British Transport Police charge U.S. influencer in London assault case
A U.S. influencer and her partner face London court after an alleged racially abusive attack at Bond Street station involving two small children and pepper spray.

British Transport Police charged U.S. influencer Melissa Rein Lively and her partner, German national Philipp Ostermann, after an incident at Bond Street Underground station that police say involved racial abuse, a hair-pulling assault and a claim of pepper spray. Rein Lively, 40, was charged with assault by beating. Ostermann, 37, was charged with two racially aggravated public-order offences and one further public-order offence.
Police said the Crown Prosecution Service authorized the charges in connection with the October 11, 2025, episode, which unfolded at about 7:30 p.m. at the central London station. Officers said the incident involved a woman traveling with her sister and two small children, one of them in a pushchair.
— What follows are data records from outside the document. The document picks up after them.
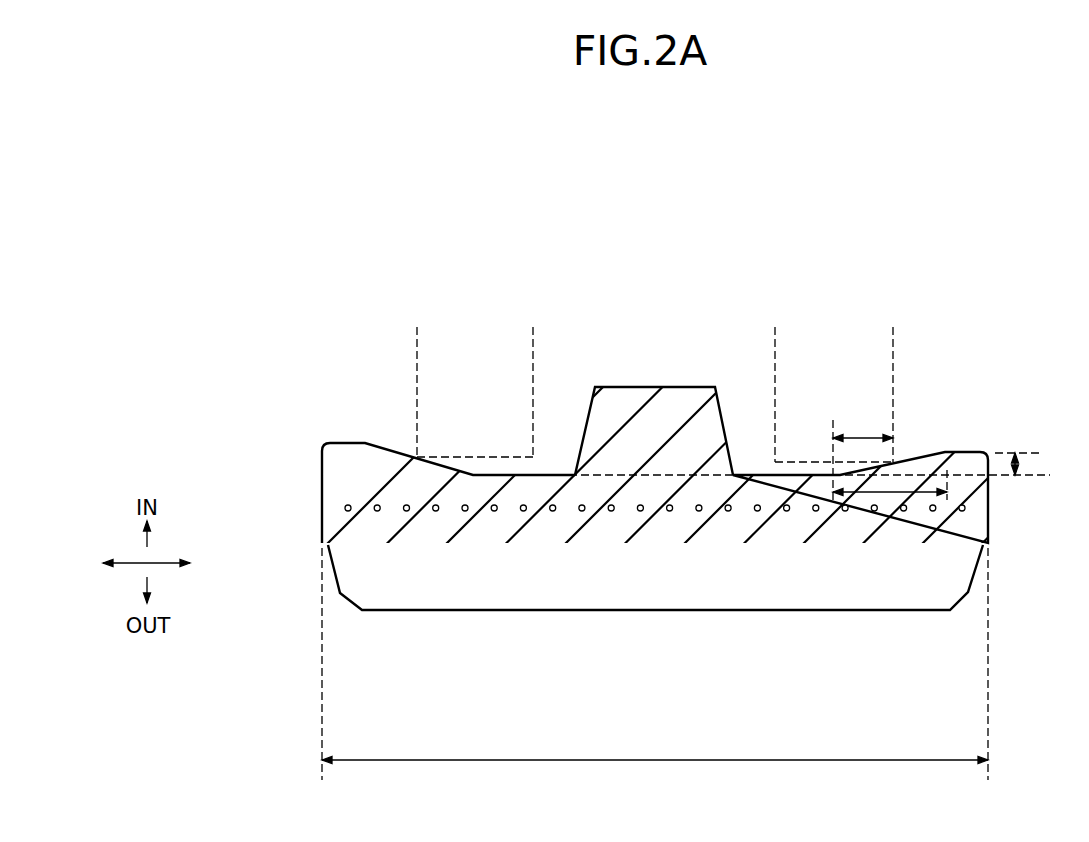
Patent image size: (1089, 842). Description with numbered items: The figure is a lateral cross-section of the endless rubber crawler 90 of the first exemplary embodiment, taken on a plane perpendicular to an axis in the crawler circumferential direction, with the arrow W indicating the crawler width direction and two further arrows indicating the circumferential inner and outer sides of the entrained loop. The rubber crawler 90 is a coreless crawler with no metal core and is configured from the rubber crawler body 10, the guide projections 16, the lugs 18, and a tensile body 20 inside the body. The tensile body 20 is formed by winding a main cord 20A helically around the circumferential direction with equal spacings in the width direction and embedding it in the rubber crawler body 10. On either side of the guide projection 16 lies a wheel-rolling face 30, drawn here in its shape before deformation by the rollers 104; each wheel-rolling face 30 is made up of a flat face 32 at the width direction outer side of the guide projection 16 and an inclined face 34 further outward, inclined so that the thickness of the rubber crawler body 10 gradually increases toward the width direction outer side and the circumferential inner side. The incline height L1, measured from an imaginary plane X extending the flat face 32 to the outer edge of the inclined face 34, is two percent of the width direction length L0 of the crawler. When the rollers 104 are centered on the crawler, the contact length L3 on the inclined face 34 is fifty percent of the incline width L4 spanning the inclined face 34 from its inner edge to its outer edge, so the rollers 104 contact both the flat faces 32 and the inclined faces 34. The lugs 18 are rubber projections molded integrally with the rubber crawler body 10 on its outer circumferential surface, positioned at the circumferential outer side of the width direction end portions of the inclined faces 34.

The rubber crawler body 10 is at (322, 503).
The guide projection 16 is at (672, 387).
The lug 18 is at (425, 612).
The tensile body 20 is at (972, 509).
The main cord 20A is at (945, 513).
The wheel-rolling face 30 is at (428, 377).
The flat face 32 is at (503, 470).
The inclined face 34 is at (452, 468).
The rubber crawler 90 is at (301, 330).
The roller 104 is at (533, 338).
The width direction length L0 is at (655, 671).
The thickness (incline height) L1 is at (1020, 471).
The roller contact length L3 is at (863, 451).
The incline width L4 is at (856, 495).
The imaginary plane X is at (1038, 470).
The crawler width direction arrow W is at (165, 562).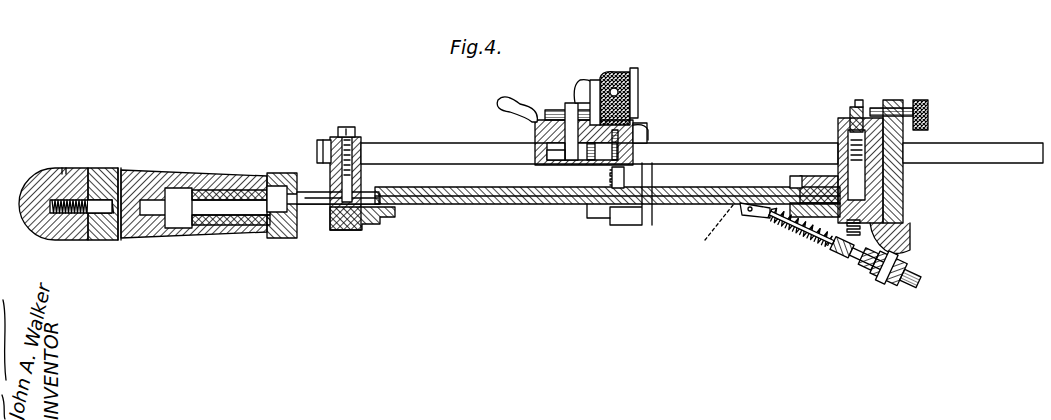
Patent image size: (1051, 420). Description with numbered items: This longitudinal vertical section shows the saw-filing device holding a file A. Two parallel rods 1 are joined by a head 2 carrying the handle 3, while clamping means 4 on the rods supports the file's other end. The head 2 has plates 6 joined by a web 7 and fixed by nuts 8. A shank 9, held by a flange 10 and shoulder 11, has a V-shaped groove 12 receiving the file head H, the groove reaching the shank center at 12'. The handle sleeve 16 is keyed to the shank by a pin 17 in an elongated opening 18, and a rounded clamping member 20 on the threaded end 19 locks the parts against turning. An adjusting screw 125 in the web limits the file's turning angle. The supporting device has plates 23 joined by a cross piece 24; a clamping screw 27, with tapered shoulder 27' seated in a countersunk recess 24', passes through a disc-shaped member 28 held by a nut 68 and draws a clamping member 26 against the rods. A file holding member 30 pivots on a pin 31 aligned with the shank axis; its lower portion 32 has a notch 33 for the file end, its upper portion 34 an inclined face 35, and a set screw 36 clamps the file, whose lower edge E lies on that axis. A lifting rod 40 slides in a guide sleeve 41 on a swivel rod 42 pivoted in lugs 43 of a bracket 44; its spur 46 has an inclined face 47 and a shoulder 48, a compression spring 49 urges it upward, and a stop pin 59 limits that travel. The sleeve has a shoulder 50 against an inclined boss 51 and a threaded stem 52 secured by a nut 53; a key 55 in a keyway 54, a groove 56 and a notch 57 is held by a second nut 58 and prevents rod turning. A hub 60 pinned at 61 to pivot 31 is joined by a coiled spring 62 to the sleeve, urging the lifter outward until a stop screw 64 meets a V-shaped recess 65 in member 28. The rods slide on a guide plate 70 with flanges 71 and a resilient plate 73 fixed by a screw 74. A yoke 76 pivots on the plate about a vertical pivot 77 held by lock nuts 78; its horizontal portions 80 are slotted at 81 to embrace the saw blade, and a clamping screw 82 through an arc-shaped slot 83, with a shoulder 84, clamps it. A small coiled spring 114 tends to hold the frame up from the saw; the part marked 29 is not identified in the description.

The parallel rods 1 is at (412, 155).
The head 2 is at (358, 136).
The handle 3 is at (226, 175).
The clamping means 4 is at (836, 147).
The parallel plates 6 is at (332, 176).
The web 7 is at (340, 135).
The nuts 8 is at (318, 145).
The shank 9 is at (318, 217).
The flange 10 is at (345, 232).
The shoulder 11 is at (368, 226).
The V-shaped groove 12 is at (402, 249).
The groove end 12' is at (426, 229).
The sleeve 16 is at (188, 178).
The pin 17 is at (122, 185).
The elongated opening 18 is at (118, 242).
The threaded end 19 is at (75, 236).
The rounded clamping member 20 is at (64, 172).
The plates 23 is at (890, 160).
The cross piece 24 is at (849, 147).
The countersunk recess 24' is at (813, 100).
The clamping member 26 is at (893, 195).
The clamping screw 27 is at (872, 101).
The tapered shoulder 27' is at (907, 81).
The disc-shaped member 28 is at (846, 117).
The ratchet 29 is at (652, 175).
The file holding member 30 is at (808, 228).
The pivot pin 31 is at (910, 230).
The lower portion 32 is at (772, 218).
The V-shaped notch 33 is at (755, 216).
The upper portion 34 is at (810, 175).
The inclined lower face 35 is at (790, 178).
The set screw 36 is at (790, 176).
The lifting rod 40 is at (838, 250).
The guide sleeve 41 is at (870, 270).
The swivel rod 42 is at (905, 185).
The lugs 43 is at (925, 132).
The bracket 44 is at (905, 155).
The tooth-engaging spur 46 is at (700, 200).
The inclined lower face 47 is at (711, 232).
The shoulder 48 is at (730, 212).
The compression spring 49 is at (785, 225).
The shoulder 50 is at (885, 280).
The inclined boss 51 is at (893, 285).
The threaded stem 52 is at (900, 285).
The nut 53 is at (905, 285).
The keyway 54 is at (920, 268).
The key 55 is at (925, 275).
The groove 56 is at (918, 282).
The notch 57 is at (920, 278).
The second nut 58 is at (910, 285).
The stop pin 59 is at (915, 282).
The hub member 60 is at (815, 238).
The pin 61 is at (856, 262).
The coiled spring 62 is at (848, 258).
The stop screw 64 is at (900, 108).
The V-shaped recess 65 is at (920, 100).
The nut 68 is at (858, 105).
The guide plate 70 is at (535, 137).
The vertical flange portions 71 is at (540, 170).
The resilient metal plate 73 is at (557, 175).
The screw 74 is at (582, 178).
The supporting yoke 76 is at (546, 112).
The vertical pivot 77 is at (570, 102).
The lock nuts 78 is at (548, 155).
The horizontal portions 80 is at (646, 226).
The slots 81 is at (600, 220).
The clamping screw 82 is at (608, 72).
The arc-shaped slot 83 is at (650, 128).
The shoulder 84 is at (637, 98).
The coiled spring 114 is at (610, 178).
The adjusting screw 125 is at (350, 126).
The file A is at (500, 206).
The lower edge of the file E is at (575, 205).
The head end of the file H is at (338, 210).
A court list says the charges relate to two alleged victims.

According to BTP’s earlier account, the trouble began after the pushchair collided with the man and woman. Police said the man then allegedly shouted racial abuse, while the woman allegedly grabbed the victim’s hair. Officers also said the male suspect produced a bottle and claimed it was pepper spray. BTP said it had contacted the victim and her family and was keeping them updated.
The first hearing is set for May 20, 2026, at Westminster Magistrates’ Court, putting a case that began on a London Tube platform into the criminal courts. The matter has drawn attention beyond the transport network because Rein Lively has built a public profile in conservative online politics. She founded America First PR, a public-relations and media firm that describes itself as conservative and anti-woke, and previously sought the White House spokesperson job in Donald Trump’s second administration, a role that went to Karoline Leavitt.
Ostermann was identified in reporting as an associate director at Aequita, a Munich-based private equity firm with offices in Tokyo and South Carolina. The charging decision now gives the case a sharper public-order and hate-crime dimension, with allegations rooted in a crowded station encounter but amplified by the defendants’ cross-border profiles and online notoriety.